Alors que nous savions que Pam a fait beaucoup de dégâts matériels et humains au Vanuatu, nous décidâmes cette après-midi d'aller prendre l'air du large sur les promenades du bord de mer. Je pensais trouver les flots beaucoup plus tumultueux, toutefois sur l'Anse Vata, j'ai peiné à marcher contre le vent, ma large jupe rouge singeant celle de Marilyne, laissait mes cuisses nues se faire câliner par les embruns.
La circulation était naturellement ralentie, néanmoins, un peu partout, des sportifs irréductibles, pédalaient, courraient, kitesurfaient comme à leur habitude.
Au sommet du Ouen Toro, l'air vigoureux entrait aisément dans mes poumons, me donnant l'impression d'être sous tente à oxygène.
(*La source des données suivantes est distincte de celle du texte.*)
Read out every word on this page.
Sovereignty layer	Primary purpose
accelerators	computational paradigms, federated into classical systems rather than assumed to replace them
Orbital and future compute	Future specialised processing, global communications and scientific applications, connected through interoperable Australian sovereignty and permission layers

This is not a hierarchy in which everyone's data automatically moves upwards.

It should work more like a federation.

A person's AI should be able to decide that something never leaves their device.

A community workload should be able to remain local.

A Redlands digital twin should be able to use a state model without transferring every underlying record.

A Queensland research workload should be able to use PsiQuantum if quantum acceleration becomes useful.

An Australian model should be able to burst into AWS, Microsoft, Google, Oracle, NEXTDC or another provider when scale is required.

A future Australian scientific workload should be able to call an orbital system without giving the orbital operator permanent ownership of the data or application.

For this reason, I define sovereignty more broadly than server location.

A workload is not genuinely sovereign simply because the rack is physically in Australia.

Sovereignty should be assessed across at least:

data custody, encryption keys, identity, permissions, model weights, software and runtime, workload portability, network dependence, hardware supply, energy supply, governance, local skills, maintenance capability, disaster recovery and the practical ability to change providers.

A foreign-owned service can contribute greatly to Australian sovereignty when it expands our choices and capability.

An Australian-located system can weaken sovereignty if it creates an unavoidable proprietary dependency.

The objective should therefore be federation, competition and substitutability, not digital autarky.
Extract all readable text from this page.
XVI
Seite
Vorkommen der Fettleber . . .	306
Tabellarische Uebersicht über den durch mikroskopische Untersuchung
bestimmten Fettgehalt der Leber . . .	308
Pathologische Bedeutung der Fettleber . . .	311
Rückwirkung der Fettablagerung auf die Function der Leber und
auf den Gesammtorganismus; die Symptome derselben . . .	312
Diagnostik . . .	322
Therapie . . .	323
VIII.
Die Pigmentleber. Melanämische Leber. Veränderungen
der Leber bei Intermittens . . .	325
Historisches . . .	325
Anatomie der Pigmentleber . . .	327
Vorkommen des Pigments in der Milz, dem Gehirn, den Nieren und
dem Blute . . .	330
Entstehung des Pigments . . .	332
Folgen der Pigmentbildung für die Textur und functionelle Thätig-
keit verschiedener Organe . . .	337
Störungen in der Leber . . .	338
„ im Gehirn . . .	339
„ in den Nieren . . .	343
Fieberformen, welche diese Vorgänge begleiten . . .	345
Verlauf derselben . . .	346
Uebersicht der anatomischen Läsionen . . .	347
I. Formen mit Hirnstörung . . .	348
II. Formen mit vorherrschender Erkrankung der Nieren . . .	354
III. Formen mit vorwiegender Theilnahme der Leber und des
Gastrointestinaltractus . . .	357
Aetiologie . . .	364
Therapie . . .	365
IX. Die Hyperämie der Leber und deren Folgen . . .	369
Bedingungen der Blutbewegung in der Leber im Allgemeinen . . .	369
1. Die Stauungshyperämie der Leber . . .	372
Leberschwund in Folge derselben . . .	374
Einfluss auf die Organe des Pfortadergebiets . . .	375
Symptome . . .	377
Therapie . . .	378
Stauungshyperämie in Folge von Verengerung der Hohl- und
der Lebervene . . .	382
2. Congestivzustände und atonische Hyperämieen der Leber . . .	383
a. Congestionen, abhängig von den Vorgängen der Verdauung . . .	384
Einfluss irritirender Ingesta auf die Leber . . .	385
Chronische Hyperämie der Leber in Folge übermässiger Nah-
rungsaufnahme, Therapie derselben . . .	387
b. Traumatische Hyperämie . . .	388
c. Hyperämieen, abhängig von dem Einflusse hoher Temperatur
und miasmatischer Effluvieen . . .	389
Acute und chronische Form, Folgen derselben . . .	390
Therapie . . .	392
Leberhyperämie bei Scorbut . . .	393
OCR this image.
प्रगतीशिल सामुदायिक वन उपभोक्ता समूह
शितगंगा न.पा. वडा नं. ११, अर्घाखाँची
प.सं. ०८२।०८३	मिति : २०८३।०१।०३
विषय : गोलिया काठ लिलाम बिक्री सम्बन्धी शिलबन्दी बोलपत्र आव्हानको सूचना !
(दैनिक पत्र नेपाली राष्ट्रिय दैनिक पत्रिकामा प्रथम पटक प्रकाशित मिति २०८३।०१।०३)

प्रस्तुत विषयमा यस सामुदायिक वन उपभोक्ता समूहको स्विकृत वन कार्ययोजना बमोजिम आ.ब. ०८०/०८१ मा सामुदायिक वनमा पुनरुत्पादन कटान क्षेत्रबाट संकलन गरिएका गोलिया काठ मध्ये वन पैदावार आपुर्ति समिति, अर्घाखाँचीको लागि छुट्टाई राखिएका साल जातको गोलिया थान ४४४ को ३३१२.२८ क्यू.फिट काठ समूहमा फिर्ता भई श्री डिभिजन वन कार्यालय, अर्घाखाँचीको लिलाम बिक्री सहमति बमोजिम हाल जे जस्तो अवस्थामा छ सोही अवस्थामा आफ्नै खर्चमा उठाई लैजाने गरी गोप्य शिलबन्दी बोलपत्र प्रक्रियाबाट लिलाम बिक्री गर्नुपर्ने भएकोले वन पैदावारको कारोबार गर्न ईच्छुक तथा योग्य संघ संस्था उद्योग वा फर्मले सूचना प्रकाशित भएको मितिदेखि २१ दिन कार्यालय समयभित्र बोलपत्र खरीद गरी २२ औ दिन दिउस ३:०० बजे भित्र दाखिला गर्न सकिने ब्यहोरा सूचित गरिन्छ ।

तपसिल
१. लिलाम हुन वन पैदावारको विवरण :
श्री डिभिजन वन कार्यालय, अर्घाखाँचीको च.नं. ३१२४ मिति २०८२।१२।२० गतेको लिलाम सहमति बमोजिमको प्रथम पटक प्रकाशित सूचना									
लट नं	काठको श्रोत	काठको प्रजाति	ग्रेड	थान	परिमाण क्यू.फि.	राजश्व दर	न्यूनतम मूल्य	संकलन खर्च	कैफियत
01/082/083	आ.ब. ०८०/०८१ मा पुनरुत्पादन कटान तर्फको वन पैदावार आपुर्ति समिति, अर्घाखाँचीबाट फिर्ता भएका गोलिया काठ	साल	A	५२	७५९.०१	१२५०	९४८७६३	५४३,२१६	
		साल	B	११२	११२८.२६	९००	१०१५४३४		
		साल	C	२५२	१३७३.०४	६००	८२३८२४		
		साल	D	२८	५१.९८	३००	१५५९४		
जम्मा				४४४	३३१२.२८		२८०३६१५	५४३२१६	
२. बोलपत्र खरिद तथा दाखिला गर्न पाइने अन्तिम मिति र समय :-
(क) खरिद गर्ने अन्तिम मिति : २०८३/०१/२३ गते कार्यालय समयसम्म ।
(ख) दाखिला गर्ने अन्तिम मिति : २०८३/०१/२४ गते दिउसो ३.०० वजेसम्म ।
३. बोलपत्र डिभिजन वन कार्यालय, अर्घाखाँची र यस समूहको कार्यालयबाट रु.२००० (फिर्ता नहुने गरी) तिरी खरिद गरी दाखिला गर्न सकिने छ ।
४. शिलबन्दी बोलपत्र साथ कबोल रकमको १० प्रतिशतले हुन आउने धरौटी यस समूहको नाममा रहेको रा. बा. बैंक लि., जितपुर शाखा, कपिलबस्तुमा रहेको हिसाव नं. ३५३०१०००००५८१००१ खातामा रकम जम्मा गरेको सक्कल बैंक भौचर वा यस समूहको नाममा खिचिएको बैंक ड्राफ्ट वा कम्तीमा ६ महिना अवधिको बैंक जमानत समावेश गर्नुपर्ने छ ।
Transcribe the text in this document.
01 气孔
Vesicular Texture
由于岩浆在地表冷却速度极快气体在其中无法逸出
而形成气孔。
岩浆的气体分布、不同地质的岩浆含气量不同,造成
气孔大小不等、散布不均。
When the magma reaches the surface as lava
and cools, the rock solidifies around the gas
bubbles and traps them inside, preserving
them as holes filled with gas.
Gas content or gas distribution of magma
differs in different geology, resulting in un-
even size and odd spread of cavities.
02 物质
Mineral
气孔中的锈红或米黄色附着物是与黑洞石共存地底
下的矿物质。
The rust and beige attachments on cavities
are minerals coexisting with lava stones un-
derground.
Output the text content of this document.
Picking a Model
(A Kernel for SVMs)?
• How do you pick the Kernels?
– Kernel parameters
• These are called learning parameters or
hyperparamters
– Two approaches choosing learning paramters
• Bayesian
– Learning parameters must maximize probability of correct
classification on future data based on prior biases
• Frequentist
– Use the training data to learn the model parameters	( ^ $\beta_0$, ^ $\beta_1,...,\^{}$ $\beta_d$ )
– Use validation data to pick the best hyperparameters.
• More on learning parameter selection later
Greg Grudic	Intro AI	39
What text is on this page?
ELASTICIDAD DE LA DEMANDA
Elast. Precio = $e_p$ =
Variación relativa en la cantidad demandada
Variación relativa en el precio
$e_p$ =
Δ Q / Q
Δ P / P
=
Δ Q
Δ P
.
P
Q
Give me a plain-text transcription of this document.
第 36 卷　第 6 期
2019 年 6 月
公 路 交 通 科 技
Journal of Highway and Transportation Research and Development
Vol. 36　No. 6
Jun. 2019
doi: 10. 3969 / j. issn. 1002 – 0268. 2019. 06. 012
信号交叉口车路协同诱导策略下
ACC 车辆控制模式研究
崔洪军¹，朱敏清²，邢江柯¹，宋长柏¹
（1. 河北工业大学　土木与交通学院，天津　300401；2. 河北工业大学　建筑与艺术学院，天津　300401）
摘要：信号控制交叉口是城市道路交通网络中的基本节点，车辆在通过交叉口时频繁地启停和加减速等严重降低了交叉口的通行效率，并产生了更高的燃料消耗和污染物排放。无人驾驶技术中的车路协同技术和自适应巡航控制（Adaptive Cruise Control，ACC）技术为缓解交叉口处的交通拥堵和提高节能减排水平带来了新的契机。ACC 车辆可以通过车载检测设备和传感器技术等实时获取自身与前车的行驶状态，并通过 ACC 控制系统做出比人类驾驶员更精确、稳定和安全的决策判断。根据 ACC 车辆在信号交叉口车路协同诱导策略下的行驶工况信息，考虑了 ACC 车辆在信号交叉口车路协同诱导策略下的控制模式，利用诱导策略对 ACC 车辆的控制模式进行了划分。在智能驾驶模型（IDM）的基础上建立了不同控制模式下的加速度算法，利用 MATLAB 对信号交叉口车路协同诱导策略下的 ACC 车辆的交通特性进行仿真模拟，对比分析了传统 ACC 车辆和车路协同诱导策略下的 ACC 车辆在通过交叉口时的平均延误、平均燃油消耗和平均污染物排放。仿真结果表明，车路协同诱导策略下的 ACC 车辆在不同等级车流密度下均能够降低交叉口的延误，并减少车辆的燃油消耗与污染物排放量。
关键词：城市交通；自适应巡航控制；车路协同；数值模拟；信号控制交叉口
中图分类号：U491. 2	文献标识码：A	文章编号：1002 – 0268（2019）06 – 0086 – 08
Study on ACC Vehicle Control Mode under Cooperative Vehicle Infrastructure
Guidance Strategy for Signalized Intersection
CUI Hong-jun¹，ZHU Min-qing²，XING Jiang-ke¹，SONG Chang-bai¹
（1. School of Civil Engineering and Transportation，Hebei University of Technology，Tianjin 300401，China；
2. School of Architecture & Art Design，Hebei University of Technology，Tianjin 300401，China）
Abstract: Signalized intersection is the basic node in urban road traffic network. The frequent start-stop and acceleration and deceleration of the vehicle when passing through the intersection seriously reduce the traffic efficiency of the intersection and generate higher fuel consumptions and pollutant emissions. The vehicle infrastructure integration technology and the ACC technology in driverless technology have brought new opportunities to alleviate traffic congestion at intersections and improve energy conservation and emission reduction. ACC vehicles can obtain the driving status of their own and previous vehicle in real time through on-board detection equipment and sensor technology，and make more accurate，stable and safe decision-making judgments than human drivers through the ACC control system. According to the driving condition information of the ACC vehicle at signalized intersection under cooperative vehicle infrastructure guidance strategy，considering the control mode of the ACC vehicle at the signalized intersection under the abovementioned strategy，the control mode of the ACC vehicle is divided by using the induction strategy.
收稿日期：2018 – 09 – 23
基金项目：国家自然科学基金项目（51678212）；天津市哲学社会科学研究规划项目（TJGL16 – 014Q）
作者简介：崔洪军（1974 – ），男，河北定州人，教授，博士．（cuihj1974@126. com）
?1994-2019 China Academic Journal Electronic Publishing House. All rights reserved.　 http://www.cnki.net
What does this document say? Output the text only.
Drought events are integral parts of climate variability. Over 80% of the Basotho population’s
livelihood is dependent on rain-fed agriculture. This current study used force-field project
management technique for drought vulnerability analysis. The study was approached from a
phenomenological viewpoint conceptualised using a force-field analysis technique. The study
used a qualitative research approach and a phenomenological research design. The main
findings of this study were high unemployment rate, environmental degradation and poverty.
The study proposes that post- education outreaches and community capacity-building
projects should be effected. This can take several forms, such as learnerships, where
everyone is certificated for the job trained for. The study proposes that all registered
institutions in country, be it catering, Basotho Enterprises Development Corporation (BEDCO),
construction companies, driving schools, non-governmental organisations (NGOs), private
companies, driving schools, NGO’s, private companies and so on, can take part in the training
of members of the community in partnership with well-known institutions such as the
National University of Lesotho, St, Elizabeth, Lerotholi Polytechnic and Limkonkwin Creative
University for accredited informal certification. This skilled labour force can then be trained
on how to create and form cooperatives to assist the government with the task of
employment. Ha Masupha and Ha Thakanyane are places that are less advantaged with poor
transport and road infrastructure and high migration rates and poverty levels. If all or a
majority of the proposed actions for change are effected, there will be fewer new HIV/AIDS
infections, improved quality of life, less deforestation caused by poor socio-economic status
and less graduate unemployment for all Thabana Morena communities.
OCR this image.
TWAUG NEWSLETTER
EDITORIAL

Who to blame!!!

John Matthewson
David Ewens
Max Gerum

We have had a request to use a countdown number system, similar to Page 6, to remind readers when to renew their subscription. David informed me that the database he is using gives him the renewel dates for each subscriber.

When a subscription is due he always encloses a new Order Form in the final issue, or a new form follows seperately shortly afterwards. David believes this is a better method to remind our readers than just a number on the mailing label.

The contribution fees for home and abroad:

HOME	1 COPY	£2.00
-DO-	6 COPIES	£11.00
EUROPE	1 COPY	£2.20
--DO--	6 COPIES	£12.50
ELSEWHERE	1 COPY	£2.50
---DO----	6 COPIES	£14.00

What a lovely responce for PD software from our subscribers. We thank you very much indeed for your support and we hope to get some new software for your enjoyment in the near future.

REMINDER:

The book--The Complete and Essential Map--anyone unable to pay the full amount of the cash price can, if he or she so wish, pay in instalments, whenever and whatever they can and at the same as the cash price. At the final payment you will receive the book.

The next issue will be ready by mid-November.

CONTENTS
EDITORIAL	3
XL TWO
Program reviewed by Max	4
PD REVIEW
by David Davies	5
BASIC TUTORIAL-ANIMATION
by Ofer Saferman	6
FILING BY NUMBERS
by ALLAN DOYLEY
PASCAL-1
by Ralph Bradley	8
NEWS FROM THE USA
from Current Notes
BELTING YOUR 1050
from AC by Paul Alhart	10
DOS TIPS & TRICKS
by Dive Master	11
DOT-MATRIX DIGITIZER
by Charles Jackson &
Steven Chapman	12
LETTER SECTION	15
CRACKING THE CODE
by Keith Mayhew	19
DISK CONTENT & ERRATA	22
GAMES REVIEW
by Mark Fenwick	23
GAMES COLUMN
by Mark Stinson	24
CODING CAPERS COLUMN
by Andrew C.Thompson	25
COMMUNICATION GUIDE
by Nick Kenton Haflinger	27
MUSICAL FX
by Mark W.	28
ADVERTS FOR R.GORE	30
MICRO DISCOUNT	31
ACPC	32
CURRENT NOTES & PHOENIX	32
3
Des odeurs de feuilles broyées me rappelait ma dernière infusion de niaouli.
C'était gris, agité, vivifiant.


Bien évidement nos pensées vont vers les victimes du Vanuatu.

















Pim, Pam, Poum




Entre les trois mon cœur ne balance pas, tous ici, nous aurions préféré ne pas en voir, ne serait-ce que la queue, du gros, gros cyclone Pam qui est positionné actuellement près de Port-Vila. La suite de l'histoire bientôt.
En attendant, des photos (OK, quatre, c'est un peu superfétatoire) de ce que j'appelle "la lumière des cyclones", observable avant le passage des dépressions, au coucher du soleil, c'est une lumière particulière, plus diaphane qu'à l'ordinaire. J'aimerais bien savoir pourquoi.
Mon compact a rosi exagérément les images, cela aussi, j'aimerais bien savoir pourquoi.